Description
Inward particle transport plays a critical role in the formation of transport barriers and the improvement of plasma confinement. It is closely associated with the development of peaked density profiles, which significantly improve the fusion rate and contribute to achieving steady-state discharge. Although previous studies have indicated that shear flows can influence inward particle flux, the underlying formation mechanism has not yet been fully clarified experimentally. A deeper understanding of this process is essential for achieving effective control of particle fueling in magnetized plasmas.
To further investigate this phenomenon, studies of inward particle transport have been conducted on the PKU Plasma Test (PPT) device, a linear plasma confinement device in China. Streamer structures observed in the device are found to simultaneously induce inward and outward particle flux, suggesting a possible mechanism for inward transport generation. To conduct experimental research on the inward particle transport mechanism, biases voltages are applied at different radial and axial positions to modify the radial electric field. The inward particle flux increases with increasing biased voltage, demonstrating the capability for active control of inward transport. During the bias experiment, the generation of inward particle flux is observed to coincide with the emergence of vorticity flux.

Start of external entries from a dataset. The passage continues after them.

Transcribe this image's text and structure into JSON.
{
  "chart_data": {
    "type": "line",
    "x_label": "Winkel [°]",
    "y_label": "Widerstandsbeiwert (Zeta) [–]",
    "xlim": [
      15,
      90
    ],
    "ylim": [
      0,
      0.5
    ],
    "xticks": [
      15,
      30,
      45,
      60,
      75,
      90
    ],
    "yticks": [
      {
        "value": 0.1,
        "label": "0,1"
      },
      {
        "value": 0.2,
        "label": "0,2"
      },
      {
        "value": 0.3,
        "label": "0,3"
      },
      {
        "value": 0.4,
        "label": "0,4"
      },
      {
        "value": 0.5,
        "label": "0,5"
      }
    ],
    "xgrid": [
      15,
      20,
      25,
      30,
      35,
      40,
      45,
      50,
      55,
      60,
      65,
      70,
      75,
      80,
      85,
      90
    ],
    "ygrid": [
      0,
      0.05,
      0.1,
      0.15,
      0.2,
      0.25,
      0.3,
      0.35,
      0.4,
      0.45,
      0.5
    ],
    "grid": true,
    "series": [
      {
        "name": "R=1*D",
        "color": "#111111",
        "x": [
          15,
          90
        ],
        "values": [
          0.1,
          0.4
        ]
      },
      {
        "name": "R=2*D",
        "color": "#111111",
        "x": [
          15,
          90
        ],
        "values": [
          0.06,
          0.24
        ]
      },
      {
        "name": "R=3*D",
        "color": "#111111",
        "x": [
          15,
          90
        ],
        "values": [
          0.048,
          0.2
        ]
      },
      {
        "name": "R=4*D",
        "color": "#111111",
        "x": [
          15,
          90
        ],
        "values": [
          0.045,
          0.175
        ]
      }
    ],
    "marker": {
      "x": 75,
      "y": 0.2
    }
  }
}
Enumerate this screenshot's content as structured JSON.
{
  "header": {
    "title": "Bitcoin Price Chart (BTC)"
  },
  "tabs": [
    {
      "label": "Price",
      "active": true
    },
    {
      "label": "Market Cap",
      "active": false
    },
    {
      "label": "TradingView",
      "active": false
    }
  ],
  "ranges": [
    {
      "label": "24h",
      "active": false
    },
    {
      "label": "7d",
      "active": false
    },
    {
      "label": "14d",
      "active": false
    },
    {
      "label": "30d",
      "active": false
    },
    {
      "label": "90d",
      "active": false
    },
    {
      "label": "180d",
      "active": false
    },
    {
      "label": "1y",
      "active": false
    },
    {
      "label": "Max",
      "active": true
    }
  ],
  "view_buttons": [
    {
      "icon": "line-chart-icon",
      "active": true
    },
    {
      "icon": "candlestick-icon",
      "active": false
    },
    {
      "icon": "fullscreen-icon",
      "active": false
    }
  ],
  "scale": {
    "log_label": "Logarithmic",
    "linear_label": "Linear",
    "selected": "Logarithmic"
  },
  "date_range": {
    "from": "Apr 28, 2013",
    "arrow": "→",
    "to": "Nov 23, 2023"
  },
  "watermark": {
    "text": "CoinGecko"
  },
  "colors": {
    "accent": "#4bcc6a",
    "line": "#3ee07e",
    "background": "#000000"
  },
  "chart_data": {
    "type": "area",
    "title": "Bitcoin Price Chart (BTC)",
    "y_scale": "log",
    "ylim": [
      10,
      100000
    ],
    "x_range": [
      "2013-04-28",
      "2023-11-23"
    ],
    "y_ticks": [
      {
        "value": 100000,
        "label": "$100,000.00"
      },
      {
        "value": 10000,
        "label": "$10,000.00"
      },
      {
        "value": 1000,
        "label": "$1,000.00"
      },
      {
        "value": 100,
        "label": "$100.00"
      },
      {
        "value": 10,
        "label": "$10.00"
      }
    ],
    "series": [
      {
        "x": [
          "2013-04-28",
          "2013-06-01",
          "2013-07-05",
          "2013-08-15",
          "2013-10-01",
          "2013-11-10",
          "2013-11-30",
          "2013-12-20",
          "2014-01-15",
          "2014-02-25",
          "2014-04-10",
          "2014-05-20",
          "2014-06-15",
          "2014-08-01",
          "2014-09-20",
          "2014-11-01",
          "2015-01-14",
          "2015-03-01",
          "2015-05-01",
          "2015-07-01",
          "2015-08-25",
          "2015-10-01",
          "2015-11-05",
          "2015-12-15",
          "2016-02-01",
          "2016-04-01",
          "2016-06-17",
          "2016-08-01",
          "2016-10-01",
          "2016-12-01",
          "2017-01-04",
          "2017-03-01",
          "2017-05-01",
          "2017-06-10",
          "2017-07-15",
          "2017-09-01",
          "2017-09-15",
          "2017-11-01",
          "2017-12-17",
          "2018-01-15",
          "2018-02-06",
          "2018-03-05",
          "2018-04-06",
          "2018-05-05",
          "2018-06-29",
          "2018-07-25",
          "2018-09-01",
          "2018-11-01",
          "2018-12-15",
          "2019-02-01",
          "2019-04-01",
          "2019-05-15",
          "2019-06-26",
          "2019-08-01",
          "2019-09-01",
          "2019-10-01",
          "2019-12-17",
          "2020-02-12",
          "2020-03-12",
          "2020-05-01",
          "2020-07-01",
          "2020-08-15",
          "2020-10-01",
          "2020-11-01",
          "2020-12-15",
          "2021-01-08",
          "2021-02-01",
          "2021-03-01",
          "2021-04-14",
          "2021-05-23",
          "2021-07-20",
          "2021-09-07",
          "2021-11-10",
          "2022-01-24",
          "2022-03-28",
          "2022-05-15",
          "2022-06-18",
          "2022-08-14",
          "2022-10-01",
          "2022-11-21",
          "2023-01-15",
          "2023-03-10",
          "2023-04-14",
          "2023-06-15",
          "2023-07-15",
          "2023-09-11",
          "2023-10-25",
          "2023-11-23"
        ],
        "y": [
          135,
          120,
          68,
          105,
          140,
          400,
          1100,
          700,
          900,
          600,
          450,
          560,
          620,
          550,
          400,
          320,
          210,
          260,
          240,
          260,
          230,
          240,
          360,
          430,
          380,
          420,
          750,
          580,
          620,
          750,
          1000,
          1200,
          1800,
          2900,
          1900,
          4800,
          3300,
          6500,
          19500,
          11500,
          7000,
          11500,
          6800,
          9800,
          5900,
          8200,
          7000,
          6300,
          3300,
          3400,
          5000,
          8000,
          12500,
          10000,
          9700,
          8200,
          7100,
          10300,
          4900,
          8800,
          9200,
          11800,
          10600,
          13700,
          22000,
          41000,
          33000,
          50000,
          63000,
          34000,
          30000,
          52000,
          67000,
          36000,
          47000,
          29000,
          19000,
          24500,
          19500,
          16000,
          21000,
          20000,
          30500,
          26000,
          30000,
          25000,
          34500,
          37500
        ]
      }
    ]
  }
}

Motivated by the recently proposed topological pinch theory, particle transport is further examined in hydrogen, helium and argon plasmas under various experimental conditions. The results show that the inward particle flux is quantitatively correlated with the vorticity flux and agrees with theoretical predictions. These findings provide experimental evidence that inward particle transport can be driven by vorticity flux and offer new insight into the fundamental physics of particle transport in magnetized plasmas.